When an MA fails, an election process automatically takes place by which a designated subset of the aggregators, called voting members, determine among themselves the node that will be the new MA. Of all the voting members, a group containing a majority of them is guaranteed to have a full copy of all relevant cluster metadata. Elections follow the Raft protocol in order to ensure that agreement is reached on which node will be the new MA even in the event of additional failures of hardware, software, or communications.

An Example to Illustrate Auto MA Failover

In the above illustration:

• MA failure in AZ1 is detected.

• Election takes place between the voting members in AZ2 and AZ3 (quorum).

• The node in AZ3 is elected as the new MA.

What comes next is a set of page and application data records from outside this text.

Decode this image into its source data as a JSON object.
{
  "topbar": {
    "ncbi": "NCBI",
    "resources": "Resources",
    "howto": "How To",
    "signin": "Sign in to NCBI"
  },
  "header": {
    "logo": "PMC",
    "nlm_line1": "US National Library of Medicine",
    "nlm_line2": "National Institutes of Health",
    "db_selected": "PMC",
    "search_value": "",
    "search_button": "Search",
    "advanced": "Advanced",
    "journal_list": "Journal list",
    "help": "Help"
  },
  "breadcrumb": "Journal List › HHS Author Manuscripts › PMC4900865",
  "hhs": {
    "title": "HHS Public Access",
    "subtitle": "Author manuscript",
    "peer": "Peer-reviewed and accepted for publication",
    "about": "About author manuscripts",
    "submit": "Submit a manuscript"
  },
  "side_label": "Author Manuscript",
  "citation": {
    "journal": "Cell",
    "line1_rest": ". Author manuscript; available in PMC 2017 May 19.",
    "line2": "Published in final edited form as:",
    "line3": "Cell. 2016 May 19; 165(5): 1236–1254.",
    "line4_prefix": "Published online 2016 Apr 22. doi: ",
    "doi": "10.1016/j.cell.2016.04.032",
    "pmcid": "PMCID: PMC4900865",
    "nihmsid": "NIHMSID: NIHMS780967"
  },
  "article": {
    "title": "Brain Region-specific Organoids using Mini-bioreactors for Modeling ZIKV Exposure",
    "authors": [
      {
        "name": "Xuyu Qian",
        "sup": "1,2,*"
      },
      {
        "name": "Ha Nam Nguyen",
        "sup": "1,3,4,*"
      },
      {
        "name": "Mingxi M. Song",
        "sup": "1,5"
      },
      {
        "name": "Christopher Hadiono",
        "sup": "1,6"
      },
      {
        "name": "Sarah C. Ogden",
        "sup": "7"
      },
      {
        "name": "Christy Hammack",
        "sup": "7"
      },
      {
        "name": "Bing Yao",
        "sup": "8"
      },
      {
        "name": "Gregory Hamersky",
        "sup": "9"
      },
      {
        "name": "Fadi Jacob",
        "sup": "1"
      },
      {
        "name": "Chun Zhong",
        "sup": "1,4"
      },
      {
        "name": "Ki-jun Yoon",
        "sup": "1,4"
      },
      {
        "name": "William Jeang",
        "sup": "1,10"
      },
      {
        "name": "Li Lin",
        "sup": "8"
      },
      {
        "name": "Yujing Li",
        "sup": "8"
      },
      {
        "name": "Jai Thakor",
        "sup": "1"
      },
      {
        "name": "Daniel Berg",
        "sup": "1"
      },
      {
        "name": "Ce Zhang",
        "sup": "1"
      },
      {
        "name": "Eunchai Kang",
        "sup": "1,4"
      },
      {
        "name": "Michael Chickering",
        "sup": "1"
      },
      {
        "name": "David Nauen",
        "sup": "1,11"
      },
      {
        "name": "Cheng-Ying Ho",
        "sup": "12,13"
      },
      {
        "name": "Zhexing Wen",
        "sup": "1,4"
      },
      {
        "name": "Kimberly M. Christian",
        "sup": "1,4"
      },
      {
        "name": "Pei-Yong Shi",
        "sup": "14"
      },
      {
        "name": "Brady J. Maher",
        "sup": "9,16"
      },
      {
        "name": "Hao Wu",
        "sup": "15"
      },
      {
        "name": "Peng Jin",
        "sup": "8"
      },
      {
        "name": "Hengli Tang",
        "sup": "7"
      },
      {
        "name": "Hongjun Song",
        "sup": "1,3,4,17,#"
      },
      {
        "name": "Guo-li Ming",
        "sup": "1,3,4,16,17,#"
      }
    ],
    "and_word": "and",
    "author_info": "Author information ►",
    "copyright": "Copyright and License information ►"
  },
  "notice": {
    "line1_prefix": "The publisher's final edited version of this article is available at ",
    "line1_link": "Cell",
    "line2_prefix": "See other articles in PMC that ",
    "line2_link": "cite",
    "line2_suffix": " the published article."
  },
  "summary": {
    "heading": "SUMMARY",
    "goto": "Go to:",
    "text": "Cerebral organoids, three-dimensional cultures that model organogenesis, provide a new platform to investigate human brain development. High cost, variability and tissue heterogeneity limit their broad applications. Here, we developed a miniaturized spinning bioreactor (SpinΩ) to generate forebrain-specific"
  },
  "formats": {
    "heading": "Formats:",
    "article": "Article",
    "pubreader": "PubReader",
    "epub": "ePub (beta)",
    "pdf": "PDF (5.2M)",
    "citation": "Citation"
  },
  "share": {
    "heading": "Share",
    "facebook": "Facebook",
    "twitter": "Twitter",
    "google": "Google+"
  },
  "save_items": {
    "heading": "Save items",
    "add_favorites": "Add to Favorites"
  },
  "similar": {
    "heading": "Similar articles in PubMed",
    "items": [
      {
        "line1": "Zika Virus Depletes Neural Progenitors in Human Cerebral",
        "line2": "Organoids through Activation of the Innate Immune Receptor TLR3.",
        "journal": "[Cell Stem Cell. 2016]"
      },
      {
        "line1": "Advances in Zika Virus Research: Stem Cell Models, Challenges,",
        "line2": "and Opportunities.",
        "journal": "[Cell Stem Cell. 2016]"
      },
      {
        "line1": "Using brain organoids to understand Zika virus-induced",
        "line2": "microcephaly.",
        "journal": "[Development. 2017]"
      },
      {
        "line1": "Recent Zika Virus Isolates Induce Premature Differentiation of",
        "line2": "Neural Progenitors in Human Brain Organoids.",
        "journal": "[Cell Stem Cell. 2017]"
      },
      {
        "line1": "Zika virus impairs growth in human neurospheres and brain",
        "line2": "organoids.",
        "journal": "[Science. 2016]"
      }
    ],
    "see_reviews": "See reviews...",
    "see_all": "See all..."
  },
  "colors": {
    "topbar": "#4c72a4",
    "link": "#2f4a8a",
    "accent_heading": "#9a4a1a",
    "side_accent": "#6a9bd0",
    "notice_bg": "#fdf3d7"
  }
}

• Automatic failover to the new MA in AZ3 takes place.

Elections can interrupt any ongoing DDL/reference table DML until completed. Hence any backups, alter table, create table, create database, drop database, attach/detach database, PITR, and reference table write activities will be affected. Reference table reads will continue working. The impact to the workload is the same as during upgrades.

Disruptions are typically resolved within 1-2 minutes. If only one availability zone (AZ) fails, then no data will be lost, and availability is minimally affected. If more than one AZ is lost simultaneously (a very unlikely event), there is a possibility of data loss, and manual intervention may be required both to restore data to the most current available state, and, if necessary, establish a new MA.

In case any applications lose connection because an MA was down, then the user should reconnect to the same address following the same procedure as when the MA is down during upgrade. SingleStore recommends that the applications should have retry logic built-in.

To help users monitor MA, HA and failover activity, the following roles are available in the information_schema.AGGREGATORS and SHOW AGGREGATORS EXTENDED output:

• Master Aggregator is a special voting member that is the only node in the cluster that can write to the reference databases, and cluster database. This node is responsible for managing cluster metadata, executing cluster operations, and failure detection.

• Voting Member is a node in the SingleStore cluster that participates in the election process in the event of MA failure.

• Demoted Voting Member is a voting member that experienced communication failure with the MA, and has stopped participating in replication and elections. Once this node is reachable by the MA again, and has synchronized its copies of the reference databases, it is automatically transitioned to voting member.